Die Methode werde auch vom Bauernverband propagiert. Das Nachbarfeld habe man tags zuvor abgeflogen und vier Tiere herausgeholt, am Tag nach dem angeklagten Vorfall ein anderes Feld in der Nähe erfolgreich abgeflogen.
Ein Anblick
zum Weinen
Der Zeuge schilderte weiter, er habe am nächsten Tag zwei Geißen gesehen, die offensichtlich ihre Jungen suchten.

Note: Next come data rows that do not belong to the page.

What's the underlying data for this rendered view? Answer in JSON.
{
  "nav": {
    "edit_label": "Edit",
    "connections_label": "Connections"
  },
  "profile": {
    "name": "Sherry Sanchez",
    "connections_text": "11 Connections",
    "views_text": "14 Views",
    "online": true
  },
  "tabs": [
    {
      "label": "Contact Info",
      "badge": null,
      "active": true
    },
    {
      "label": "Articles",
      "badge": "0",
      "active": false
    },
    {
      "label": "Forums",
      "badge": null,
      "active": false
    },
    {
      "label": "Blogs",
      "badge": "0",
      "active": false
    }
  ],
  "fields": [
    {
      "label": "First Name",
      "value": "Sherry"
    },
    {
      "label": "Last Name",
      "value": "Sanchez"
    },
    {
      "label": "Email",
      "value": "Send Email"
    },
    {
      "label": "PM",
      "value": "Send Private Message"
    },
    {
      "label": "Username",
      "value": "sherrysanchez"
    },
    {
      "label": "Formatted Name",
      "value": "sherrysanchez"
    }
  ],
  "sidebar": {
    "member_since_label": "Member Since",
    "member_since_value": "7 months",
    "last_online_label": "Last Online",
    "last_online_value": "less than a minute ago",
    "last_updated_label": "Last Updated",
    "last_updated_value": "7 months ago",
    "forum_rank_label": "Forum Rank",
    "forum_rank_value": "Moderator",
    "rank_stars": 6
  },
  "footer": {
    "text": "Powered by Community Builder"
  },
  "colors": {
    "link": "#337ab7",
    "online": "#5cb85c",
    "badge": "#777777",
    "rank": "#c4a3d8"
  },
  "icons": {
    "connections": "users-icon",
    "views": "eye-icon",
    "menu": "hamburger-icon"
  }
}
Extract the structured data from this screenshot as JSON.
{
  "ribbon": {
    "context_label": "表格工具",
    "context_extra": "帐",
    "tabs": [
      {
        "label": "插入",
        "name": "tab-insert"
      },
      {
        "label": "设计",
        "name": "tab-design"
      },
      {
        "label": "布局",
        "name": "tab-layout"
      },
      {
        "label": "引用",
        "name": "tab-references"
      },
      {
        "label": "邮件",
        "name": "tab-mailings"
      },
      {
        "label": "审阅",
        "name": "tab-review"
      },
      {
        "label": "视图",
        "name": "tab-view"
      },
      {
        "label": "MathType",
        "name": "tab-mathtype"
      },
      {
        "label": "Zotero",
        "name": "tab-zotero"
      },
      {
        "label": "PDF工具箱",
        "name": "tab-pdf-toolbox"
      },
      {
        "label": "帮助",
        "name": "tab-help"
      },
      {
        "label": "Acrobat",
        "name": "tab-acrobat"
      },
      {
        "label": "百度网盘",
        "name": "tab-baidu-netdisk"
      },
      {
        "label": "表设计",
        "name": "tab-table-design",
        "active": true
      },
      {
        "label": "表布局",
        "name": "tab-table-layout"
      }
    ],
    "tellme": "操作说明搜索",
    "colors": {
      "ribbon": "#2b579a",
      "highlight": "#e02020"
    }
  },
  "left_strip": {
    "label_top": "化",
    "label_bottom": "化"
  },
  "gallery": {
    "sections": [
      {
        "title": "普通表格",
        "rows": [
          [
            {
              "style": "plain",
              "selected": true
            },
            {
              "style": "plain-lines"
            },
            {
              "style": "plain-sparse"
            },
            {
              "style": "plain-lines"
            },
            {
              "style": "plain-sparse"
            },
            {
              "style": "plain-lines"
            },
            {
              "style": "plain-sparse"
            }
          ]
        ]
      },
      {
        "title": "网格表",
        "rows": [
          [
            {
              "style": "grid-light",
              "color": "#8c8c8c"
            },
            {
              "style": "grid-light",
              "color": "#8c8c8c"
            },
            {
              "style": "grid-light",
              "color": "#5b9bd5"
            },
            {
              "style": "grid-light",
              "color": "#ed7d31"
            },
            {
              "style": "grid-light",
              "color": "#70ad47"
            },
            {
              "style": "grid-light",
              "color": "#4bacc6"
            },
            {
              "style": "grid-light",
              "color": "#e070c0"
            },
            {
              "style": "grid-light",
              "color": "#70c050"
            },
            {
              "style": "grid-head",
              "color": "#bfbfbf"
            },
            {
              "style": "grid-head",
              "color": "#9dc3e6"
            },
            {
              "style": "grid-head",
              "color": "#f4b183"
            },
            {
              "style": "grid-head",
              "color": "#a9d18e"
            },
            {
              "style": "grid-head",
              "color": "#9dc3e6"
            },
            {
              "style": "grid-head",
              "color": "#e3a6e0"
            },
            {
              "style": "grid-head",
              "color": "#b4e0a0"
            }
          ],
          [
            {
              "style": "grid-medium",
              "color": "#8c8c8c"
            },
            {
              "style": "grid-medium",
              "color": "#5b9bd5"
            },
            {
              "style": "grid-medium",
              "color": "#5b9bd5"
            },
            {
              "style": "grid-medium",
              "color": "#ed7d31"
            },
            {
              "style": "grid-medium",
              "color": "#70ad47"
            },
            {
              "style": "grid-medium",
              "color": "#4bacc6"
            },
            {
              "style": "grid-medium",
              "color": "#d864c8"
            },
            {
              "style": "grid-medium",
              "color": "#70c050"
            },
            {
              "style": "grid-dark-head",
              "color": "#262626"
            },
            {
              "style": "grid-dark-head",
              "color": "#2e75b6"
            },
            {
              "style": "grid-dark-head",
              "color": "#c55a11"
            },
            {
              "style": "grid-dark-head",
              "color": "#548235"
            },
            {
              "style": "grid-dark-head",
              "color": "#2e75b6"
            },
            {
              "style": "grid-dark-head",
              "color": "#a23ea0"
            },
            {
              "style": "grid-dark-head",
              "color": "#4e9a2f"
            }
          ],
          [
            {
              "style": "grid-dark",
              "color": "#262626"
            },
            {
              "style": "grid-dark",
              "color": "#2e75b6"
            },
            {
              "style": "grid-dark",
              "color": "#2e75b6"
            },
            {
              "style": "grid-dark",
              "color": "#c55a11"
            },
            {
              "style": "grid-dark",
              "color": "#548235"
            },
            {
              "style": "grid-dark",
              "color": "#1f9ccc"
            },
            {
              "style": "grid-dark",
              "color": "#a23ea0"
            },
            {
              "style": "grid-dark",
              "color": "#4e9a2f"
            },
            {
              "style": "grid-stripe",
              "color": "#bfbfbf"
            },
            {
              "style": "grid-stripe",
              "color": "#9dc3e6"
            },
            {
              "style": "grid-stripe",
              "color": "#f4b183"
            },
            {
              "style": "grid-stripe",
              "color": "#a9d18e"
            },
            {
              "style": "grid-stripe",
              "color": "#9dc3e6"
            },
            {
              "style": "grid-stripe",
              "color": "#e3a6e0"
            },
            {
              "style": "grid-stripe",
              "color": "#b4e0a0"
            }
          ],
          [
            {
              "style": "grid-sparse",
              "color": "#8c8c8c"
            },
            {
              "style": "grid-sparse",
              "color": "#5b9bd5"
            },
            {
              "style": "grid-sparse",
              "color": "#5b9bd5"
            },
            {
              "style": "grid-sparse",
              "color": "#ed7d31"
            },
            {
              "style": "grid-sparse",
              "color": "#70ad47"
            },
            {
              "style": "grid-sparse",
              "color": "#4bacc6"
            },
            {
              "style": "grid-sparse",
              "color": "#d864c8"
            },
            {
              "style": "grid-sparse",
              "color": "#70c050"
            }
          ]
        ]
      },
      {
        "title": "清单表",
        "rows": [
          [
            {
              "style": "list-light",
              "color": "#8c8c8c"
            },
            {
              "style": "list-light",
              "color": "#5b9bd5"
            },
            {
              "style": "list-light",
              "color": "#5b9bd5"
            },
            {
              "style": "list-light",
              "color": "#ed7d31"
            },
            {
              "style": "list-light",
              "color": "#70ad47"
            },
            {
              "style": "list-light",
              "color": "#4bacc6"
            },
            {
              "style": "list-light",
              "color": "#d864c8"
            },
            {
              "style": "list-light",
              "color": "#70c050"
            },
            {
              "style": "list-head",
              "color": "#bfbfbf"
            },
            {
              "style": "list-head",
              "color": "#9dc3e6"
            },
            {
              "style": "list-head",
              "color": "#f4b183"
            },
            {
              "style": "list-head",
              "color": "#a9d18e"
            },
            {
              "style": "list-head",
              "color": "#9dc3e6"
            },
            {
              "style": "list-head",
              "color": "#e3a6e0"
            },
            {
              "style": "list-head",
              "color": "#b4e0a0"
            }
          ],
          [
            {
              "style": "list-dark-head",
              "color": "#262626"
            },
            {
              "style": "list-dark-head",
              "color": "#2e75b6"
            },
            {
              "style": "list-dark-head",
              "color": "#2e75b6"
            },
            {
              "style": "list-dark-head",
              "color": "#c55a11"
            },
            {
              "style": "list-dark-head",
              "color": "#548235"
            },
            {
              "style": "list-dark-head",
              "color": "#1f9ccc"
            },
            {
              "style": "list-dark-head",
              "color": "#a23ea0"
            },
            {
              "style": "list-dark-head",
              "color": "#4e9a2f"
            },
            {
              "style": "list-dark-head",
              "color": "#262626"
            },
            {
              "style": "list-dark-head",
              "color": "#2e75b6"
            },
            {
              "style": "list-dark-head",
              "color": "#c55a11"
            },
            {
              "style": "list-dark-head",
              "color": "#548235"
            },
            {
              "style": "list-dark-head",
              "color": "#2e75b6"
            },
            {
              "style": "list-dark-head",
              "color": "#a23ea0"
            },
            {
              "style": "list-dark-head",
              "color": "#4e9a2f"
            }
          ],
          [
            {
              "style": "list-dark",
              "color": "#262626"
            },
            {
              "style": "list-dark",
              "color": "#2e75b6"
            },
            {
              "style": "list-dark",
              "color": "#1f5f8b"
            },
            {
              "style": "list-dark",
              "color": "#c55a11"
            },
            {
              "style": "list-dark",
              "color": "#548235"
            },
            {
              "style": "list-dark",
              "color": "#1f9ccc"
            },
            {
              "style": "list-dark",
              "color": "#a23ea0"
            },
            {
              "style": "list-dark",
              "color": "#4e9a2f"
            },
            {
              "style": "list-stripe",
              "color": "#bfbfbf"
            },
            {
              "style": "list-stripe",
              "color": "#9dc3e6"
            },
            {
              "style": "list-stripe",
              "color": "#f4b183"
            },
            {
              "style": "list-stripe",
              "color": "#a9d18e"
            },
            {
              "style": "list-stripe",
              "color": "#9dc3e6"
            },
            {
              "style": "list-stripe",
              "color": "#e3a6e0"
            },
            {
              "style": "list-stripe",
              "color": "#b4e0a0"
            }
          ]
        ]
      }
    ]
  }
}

Zuerst habe er das Kitz mit den abgemähten Läufen gefunden, in größerer Entfernung dann die „dermatschten Zwillinge“. Es sei ein Anblick zum Weinen gewesen, so der Jagdpächter. Zu der Flugverbotszone wegen des Rettungshubschraubers meinte er, man könne dort ebenfalls die Drohne verwenden – „wenn man tief fliegt, etwa zehn bis 15 Meter“. Staatsanwalt Thomas Putschbach regte an, das Verfahren gegen eine Geldauflage einzustellen. Der „Mähknigge“ sehe immer eine vorherige Absuche vor, allerdings mit Hilfsmitteln wie einem Hund oder einer Drohne. Eine Absuche zu Fuß reiche nicht. Dem Antrag entsprach Richterin Veronika Ritz. An den Angeklagten appellierte sie: „Bitte rufen Sie an wegen der Drohne. Kommt so etwas wieder vor, droht eine Strafe.“ Die etwa 40 Zuhörer, fast alles Landwirte, diskutierten nach dem Prozess noch intensiv.